Schwab: What college students got right and wrong this week

By Sid Schwab

“Fox and Friends,” Donald Trump’s favorite source of fair and fawning news, recently featured interviews with some Harvard students. Asked who is more dangerous, ISIS or Trump, to the smug derision and faux shock of the studio-bound, their answer was Trump.

After showing the video, the gaggle interviewed the interviewer, who produced random unsubstantiated claims and conclusions. (Fox News: tinyurl.com/students-foxed) The thing is, notwithstanding the condescension of the couched, those students were apodictically correct.

Which is not to say that ISIS or wannabes in their thrall are incapable of doing considerable harm in the U.S. They have. They will again. But destroying the institutions of our democracy? That, only Trump is doing. Killing Americans by the tens of thousands? Not ISIS, not on our soil. We don’t yet know whether Trump’s impulsive, discohesive (The Atlantic: tinyurl.com/headed-south) foreign policy will lead to American deaths. Let’s hope not. With certainty, though, we know his domestic policies will.

For example: Each year, between 12,000 and 15,000 Americans die from asbestos-related causes. Yet Donald Trump — who’s referred to asbestos as “100 percent safe” — and his EPA head would deregulate it. In the same phlebitic vein, their removal of environmental protections, clean air regulations, water quality rules, allowing the use of clearly dangerous pesticides, reversing climate change mitigation and coal plant cleanup, and too much more to stomach, will lead to countless more death and disability than ISIS ever dreamed. So will his rejection of science research. Trumpists’ denials won’t change the truth. If they’ve somehow rationalized approval of those destructive actions, they need to explain why.

Threatening our free press, attacking the exercise of rights to assembly and protest, granting clandestine ethics waivers to his swamp-born appointees (The New York Times: tinyurl.com/new-waive), Trump erodes the sources of trust in government, and the ways by which we hold it to account. Trump’s steady stream of lies big and small, and his reneging on most of the promises on which he campaigned (golf being the least of it!) make it obligatory to question everything coming from him or his government. Same with his tweets. (The Washington Post: tinyurl.com/tweet-flip) Is this more damaging than ISIS? In terms of what makes America great, absolutely.

This isn’t speculation; it’s happening.
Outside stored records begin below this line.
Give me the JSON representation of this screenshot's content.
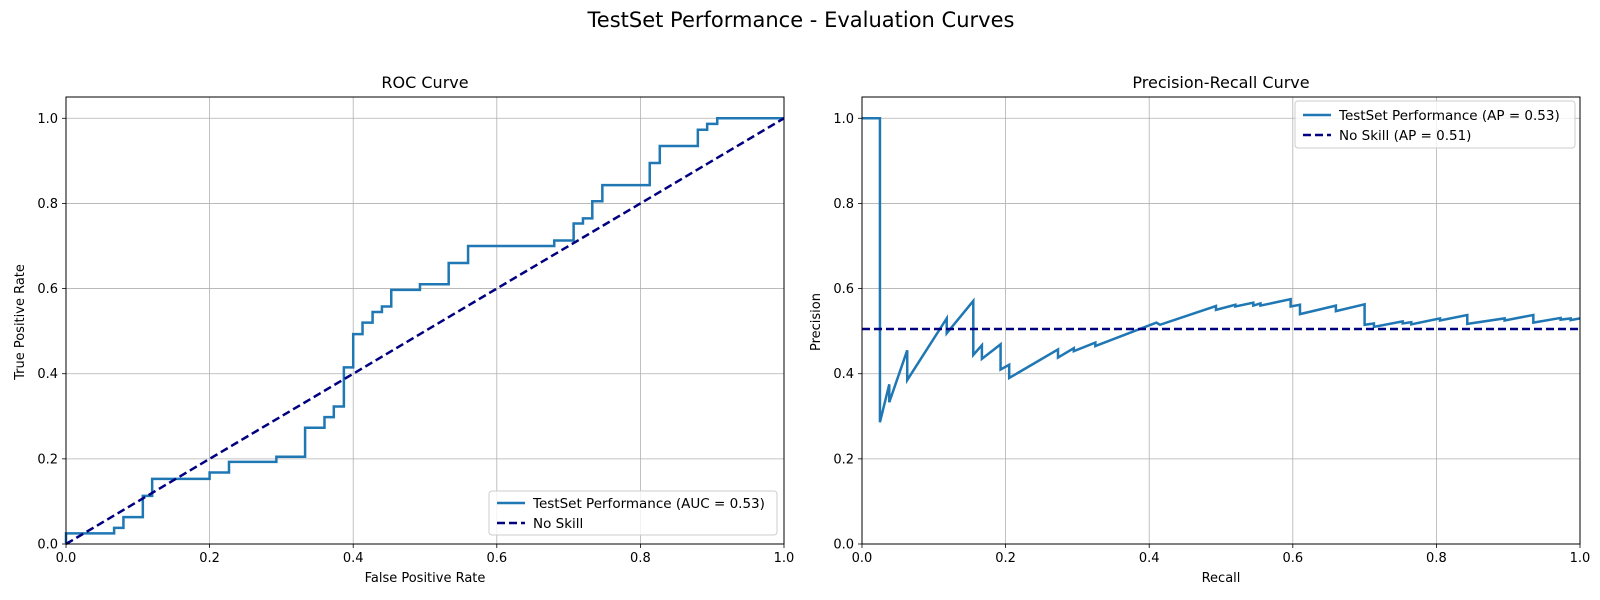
{
  "suptitle": "TestSet Performance - Evaluation Curves",
  "colors": {
    "model": "#1f77b4",
    "baseline": "#000080",
    "grid": "#b0b0b0"
  },
  "chart_data": [
    {
      "type": "line",
      "title": "ROC Curve",
      "xlabel": "False Positive Rate",
      "ylabel": "True Positive Rate",
      "xlim": [
        0,
        1
      ],
      "ylim": [
        0,
        1.05
      ],
      "xticks": [
        0,
        0.2,
        0.4,
        0.6,
        0.8,
        1.0
      ],
      "yticks": [
        0,
        0.2,
        0.4,
        0.6,
        0.8,
        1.0
      ],
      "xtick_labels": [
        "0.0",
        "0.2",
        "0.4",
        "0.6",
        "0.8",
        "1.0"
      ],
      "ytick_labels": [
        "0.0",
        "0.2",
        "0.4",
        "0.6",
        "0.8",
        "1.0"
      ],
      "grid": true,
      "legend_position": "lower-right",
      "series": [
        {
          "name": "TestSet Performance (AUC = 0.53)",
          "style": "solid",
          "x": [
            0,
            0,
            0.067,
            0.067,
            0.08,
            0.08,
            0.107,
            0.107,
            0.12,
            0.12,
            0.2,
            0.2,
            0.227,
            0.227,
            0.293,
            0.293,
            0.333,
            0.333,
            0.36,
            0.36,
            0.373,
            0.373,
            0.387,
            0.387,
            0.4,
            0.4,
            0.413,
            0.413,
            0.427,
            0.427,
            0.44,
            0.44,
            0.453,
            0.453,
            0.493,
            0.493,
            0.533,
            0.533,
            0.56,
            0.56,
            0.68,
            0.68,
            0.707,
            0.707,
            0.72,
            0.72,
            0.733,
            0.733,
            0.747,
            0.747,
            0.813,
            0.813,
            0.827,
            0.827,
            0.88,
            0.88,
            0.893,
            0.893,
            0.907,
            0.907,
            1.0
          ],
          "y": [
            0,
            0.025,
            0.025,
            0.038,
            0.038,
            0.063,
            0.063,
            0.113,
            0.113,
            0.153,
            0.153,
            0.168,
            0.168,
            0.193,
            0.193,
            0.205,
            0.205,
            0.273,
            0.273,
            0.298,
            0.298,
            0.323,
            0.323,
            0.415,
            0.415,
            0.493,
            0.493,
            0.52,
            0.52,
            0.545,
            0.545,
            0.558,
            0.558,
            0.597,
            0.597,
            0.61,
            0.61,
            0.66,
            0.66,
            0.7,
            0.7,
            0.713,
            0.713,
            0.753,
            0.753,
            0.765,
            0.765,
            0.805,
            0.805,
            0.843,
            0.843,
            0.895,
            0.895,
            0.935,
            0.935,
            0.973,
            0.973,
            0.987,
            0.987,
            1.0,
            1.0
          ]
        },
        {
          "name": "No Skill",
          "style": "dashed",
          "x": [
            0,
            1
          ],
          "y": [
            0,
            1
          ]
        }
      ]
    },
    {
      "type": "line",
      "title": "Precision-Recall Curve",
      "xlabel": "Recall",
      "ylabel": "Precision",
      "xlim": [
        0,
        1
      ],
      "ylim": [
        0,
        1.05
      ],
      "xticks": [
        0,
        0.2,
        0.4,
        0.6,
        0.8,
        1.0
      ],
      "yticks": [
        0,
        0.2,
        0.4,
        0.6,
        0.8,
        1.0
      ],
      "xtick_labels": [
        "0.0",
        "0.2",
        "0.4",
        "0.6",
        "0.8",
        "1.0"
      ],
      "ytick_labels": [
        "0.0",
        "0.2",
        "0.4",
        "0.6",
        "0.8",
        "1.0"
      ],
      "grid": true,
      "legend_position": "top-right",
      "series": [
        {
          "name": "TestSet Performance (AP = 0.53)",
          "style": "solid",
          "x": [
            0,
            0.025,
            0.025,
            0.038,
            0.038,
            0.063,
            0.063,
            0.118,
            0.118,
            0.155,
            0.155,
            0.167,
            0.167,
            0.193,
            0.193,
            0.205,
            0.205,
            0.273,
            0.273,
            0.295,
            0.295,
            0.325,
            0.325,
            0.41,
            0.415,
            0.493,
            0.493,
            0.52,
            0.52,
            0.545,
            0.545,
            0.555,
            0.555,
            0.597,
            0.597,
            0.61,
            0.61,
            0.66,
            0.66,
            0.7,
            0.7,
            0.713,
            0.713,
            0.753,
            0.753,
            0.765,
            0.765,
            0.805,
            0.805,
            0.843,
            0.843,
            0.895,
            0.895,
            0.935,
            0.935,
            0.973,
            0.973,
            0.987,
            0.987,
            1.0
          ],
          "y": [
            1.0,
            1.0,
            0.286,
            0.375,
            0.333,
            0.455,
            0.385,
            0.53,
            0.495,
            0.571,
            0.444,
            0.467,
            0.435,
            0.469,
            0.41,
            0.421,
            0.39,
            0.457,
            0.438,
            0.46,
            0.453,
            0.473,
            0.465,
            0.52,
            0.515,
            0.559,
            0.55,
            0.562,
            0.558,
            0.567,
            0.56,
            0.565,
            0.56,
            0.575,
            0.558,
            0.562,
            0.54,
            0.56,
            0.547,
            0.563,
            0.515,
            0.518,
            0.51,
            0.523,
            0.518,
            0.521,
            0.516,
            0.53,
            0.525,
            0.538,
            0.517,
            0.53,
            0.525,
            0.538,
            0.52,
            0.531,
            0.527,
            0.53,
            0.526,
            0.53
          ]
        },
        {
          "name": "No Skill (AP = 0.51)",
          "style": "dashed",
          "x": [
            0,
            1
          ],
          "y": [
            0.505,
            0.505
          ]
        }
      ]
    }
  ]
}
And if lying about releasing tax records doesn’t rise to the level of life-threatening, it does, along with the aforementioned throwing ethics overboard (The Washington Post: tinyurl.com/ethic-fail), raise legitimate concerns about having turned our government over to thieves and swindlers, who’d enrich themselves at the expense of the health and well-being of average Americans. As witness, the tens of thousands of deaths predicted by repealing Obamacare to provide tax breaks for their pals; or the effects on women’s health of defunding Planned Parenthood (which Trump signed in private), or the heartless results of cutting nutrition programs for children?

The greater threat is obvious. The only way America can be brought down is from within, by lying autocratic politicians, deceivers, robber-barons, and by the lazy voters (and non-voters) and complicit press who enable and excuse them. Trumpism is the Cascadia fault line. ISIS is a tremor.
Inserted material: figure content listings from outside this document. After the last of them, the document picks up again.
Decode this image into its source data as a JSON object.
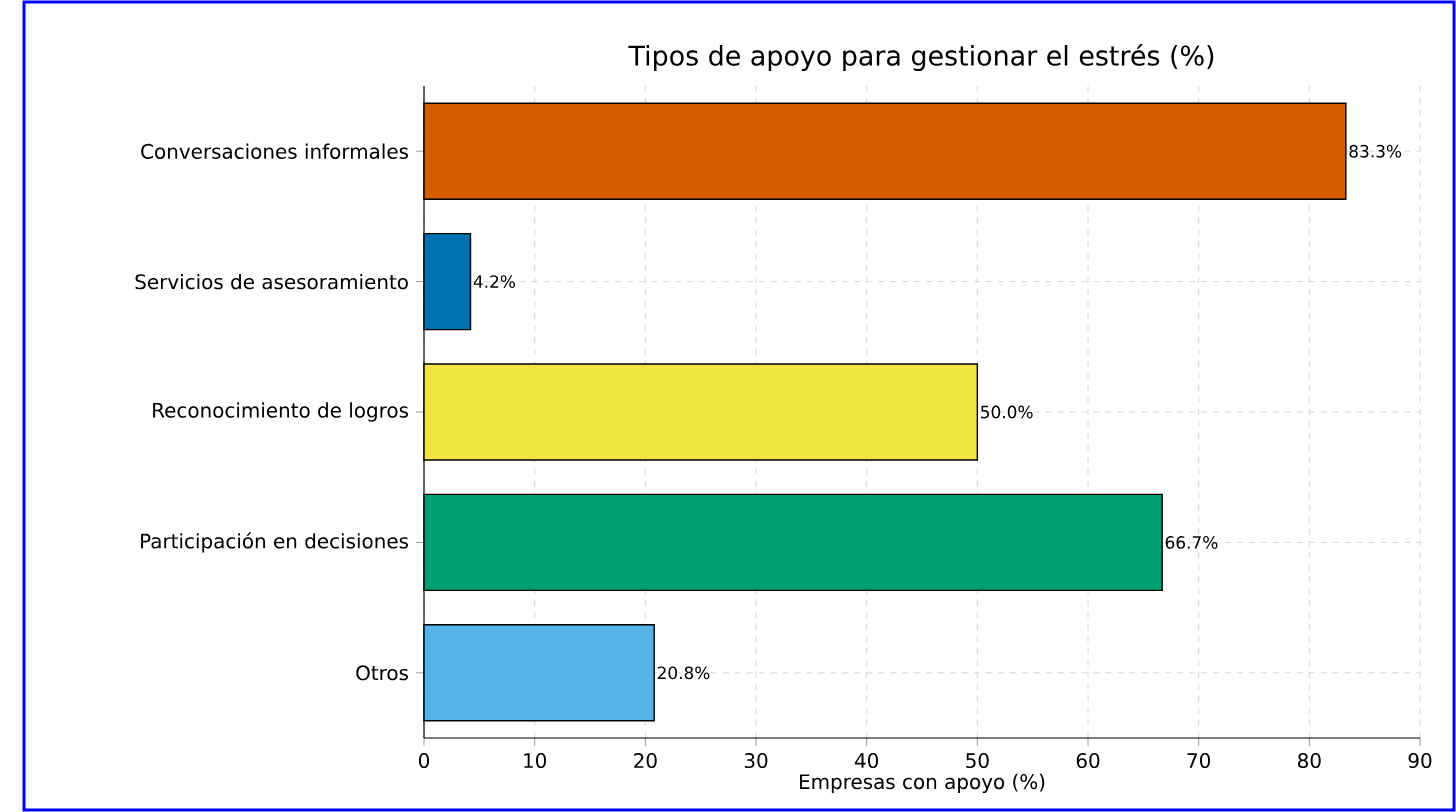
{
  "chart_data": {
    "type": "bar",
    "orientation": "horizontal",
    "title": "Tipos de apoyo para gestionar el estrés (%)",
    "xlabel": "Empresas con apoyo (%)",
    "categories": [
      "Conversaciones informales",
      "Servicios de asesoramiento",
      "Reconocimiento de logros",
      "Participación en decisiones",
      "Otros"
    ],
    "values": [
      83.3,
      4.2,
      50.0,
      66.7,
      20.8
    ],
    "value_labels": [
      "83.3%",
      "4.2%",
      "50.0%",
      "66.7%",
      "20.8%"
    ],
    "colors": [
      "#d55e00",
      "#0072b2",
      "#f0e442",
      "#009e73",
      "#56b4e9"
    ],
    "xlim": [
      0,
      90
    ],
    "xticks": [
      0,
      10,
      20,
      30,
      40,
      50,
      60,
      70,
      80,
      90
    ],
    "grid": true
  }
}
And now, having praised those Harvardites for their grasp of the obvious, let me acknowledge college students can also be idiots. When I was one, I was one. But I never shouted anyone down, demanded a speaker be disinvited, or felt “unsafe” in the face of contrary ideas. Nor did my classmates, some of whom turned their backs, or walked out, or refused diplomas when Robert McNamara was given an honorary degree at our graduation. (That was early enough among Vietnam war protests that it made national headlines.)

No more than “alt-right” threats and violence against minorities define true conservatism, those overly sensitive, safe-space-seeking, micro-aggression-claiming, speech-drowning students don’t define liberalism. They’re the opposite. They anger and embarrass me, as do administrators who coddle them. There are words and actions, especially directed against minorities, that are inexcusable and shouldn’t be tolerated, on campus or anywhere. But if colleges and universities aren’t places where uncomfortable and unfamiliar ideas can be aired and challenged by direct discourse, what are?

As to those who turn peaceful protests violent, I abhor them even more. Effectively, they may as well be working for Trump. For that matter, since it’s always a handful of goons in disguise, who can say they aren’t?